The Commission had approved the acquisition of Ziggo by Dutch rival cable TV operator Liberty Global in 2014, subject to extensive conditions including the divestiture of a pay TV film channel and commitments not to impede the provision of audio visual content online (see VBB on Competition Law, Volume 2014, No.10, available at www.vbb.com). KPN, a competitor, appealed the clearance decision on 17 July 2015, alleging, in part, that the Commission had breached its duty to explain why the transaction would not create anti-competitive vertical effects on the market for premium pay TV sports channels.

The General Court found that the Commission failed to include express reasoning in its clearance decision to explain why vertical concerns on the market for premium pay TV sports channels would not arise even though KPN had raised these vertical concerns during the Commission's in-depth merger review and the Commission admitted during the hearing before the General Court that such a market was conceivable. As a result, the General Court annulled the Commission's clearance decision.

This judgment is a rare example of a case where the General Court has overturned a Commission merger approval decision upon appeal by a third party. While a number of prohibition decisions have been annulled on appeal, annulments of approval decisions have been few and far between. The last time the General Court set aside a Commission clearance was when IMPALA challenged the Sony/BMG transaction in 2006 (although that judgment was later overturned by the ECJ).

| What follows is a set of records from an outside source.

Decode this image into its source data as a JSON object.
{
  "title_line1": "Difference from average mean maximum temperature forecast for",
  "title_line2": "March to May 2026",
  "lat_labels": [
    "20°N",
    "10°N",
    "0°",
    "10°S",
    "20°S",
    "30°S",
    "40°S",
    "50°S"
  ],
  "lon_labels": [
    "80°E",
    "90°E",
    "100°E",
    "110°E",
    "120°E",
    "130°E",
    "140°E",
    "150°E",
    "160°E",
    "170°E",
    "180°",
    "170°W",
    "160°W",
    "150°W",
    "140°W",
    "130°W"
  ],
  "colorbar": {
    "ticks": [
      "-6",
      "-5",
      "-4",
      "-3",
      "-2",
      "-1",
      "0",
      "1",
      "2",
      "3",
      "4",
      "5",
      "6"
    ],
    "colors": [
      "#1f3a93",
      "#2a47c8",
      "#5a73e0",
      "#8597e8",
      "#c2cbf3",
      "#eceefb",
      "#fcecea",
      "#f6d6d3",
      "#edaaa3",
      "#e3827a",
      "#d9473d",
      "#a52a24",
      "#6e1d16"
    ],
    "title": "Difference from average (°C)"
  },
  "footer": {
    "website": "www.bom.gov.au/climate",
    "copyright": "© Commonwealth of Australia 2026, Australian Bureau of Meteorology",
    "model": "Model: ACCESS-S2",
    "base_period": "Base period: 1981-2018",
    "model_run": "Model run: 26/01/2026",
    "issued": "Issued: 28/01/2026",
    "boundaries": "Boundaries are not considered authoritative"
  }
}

The Commission will now need to re-assess Liberty Global's acquisition of Ziggo in light of current market conditions. It is possible that the Commission may yet find that vertical concerns are not likely to arise. Indeed, the Commission conditionally approved the creation of a joint venture between Liberty Global and Vodafone in the Netherlands as recently as August 2016 (see VBB on Competition Law, Volume 2016, No. 8, available at www.vbb.com). In that case, the Commission discussed the (possible) market for pay TV premium sports channels and noted that "even if the joint venture would foreclose KPN (or other competitors) with respect to Ziggo Sport Totaal and/or HBO, these channels cannot be considered 'must have' and there are sufficient alternatives".